Let me adopt the following definitions:
A real number $x$ is weakly computable if it satisfies one of equivalent definitions given here.
A real number $x$ is strongly computable if the binary expansion of $x$ is a computable string (we don't need to worry about nonuniqueness of expansion for dyadics, since then both expansion are computable).
As it was explained to me in comments to this answer, these two notions are not equivalent, at least not in an obvious way, because if $x$ had some extremely good dyadic rational approximations, then we couldn't decide whether the binary expansion will contain $0111...$ or $1000...$. Here is my question:
Are there any known weakly computable reals which aren't strongly computable?
A possible, but unlikely, example is $\gamma$, for which we don't have any estimates on well-approximability (at least I don't know of any) of it. Of course many numbers are known to be strongly computable, and we know this because we can show that rational approximations can't be too good. To name a few examples: $\pi$, $e$, any algebraic number and actually any non-Liouville number.
I was thinking of constructing an example using Busy Beaver sequence to get long trails of ones and zeroes, but I didn't manage to get a number which would be weakly but not strongly computable.
Thanks in advance.
The notions are equivalent; say we have a real number $x$ that is not a terminating decimal number (a terminating decimal is both strongly and weakly computable), but is weakly computable.

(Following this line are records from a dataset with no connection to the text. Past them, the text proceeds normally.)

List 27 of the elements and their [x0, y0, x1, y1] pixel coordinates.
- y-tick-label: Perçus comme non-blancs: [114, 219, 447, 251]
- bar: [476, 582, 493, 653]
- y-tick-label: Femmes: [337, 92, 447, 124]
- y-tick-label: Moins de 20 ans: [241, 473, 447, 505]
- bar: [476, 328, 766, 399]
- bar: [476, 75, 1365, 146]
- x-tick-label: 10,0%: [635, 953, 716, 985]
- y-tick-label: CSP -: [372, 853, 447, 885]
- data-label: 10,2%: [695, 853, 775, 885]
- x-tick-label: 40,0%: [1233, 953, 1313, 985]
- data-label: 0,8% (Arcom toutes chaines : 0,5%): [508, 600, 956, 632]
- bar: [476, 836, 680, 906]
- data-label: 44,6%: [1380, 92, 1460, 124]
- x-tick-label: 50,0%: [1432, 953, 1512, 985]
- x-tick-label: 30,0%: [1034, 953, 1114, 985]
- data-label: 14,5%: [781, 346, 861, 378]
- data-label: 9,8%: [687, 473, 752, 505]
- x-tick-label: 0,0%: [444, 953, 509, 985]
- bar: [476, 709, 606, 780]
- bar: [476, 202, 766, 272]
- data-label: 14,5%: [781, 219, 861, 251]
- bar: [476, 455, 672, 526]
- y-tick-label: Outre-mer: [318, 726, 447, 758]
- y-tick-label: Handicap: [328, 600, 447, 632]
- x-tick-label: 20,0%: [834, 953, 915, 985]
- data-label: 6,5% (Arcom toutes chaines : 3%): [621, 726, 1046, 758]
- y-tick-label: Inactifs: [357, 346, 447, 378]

Then there is a function $f(n)$ such that for every positive integer $n$, $\frac{f(n)}{n}$ is within $\frac{1}{n}$ of $x$. Let's say that $x$ has a binary expansion of $. d_1 d_2 \ldots d_m 0 0 \ldots 0 1 \ldots$, where the 1 is in the $n$th place. To determine that the first $m$ digits of $x$ are $d_1 d_2 \ldots d_m$, we merely need to evaluate the function $f(j)$ for $j \ge 2^{n+1}$, since then we will have $x < \frac{f(j)+1}{j}$, so $\frac{f(j)}{j} > x - \frac{1}{j} > x - \frac{1}{2^{n+1}} > .d_1 d_2 \ldots d_m + \frac{1}{2^{n+1}}$. So, we will know that $x$ is at least $\frac{f(j)}{j} - \frac{1}{j} > \frac{f(j)}{j} - \frac{1}{2^{n+1}} > .d_1 d_2 \ldots d_m$. A similar argument works if $x$ is of the form $. d_1 d_2 \ldots d_m 1 1 \ldots 1 0 \ldots$.
The problem is, we don't know in advance what value of $j$ to choose. So our algorithm is to choose a $j$, and if it doesn't determine the first $m$ decimal digits, keep increasing $j$ until it does.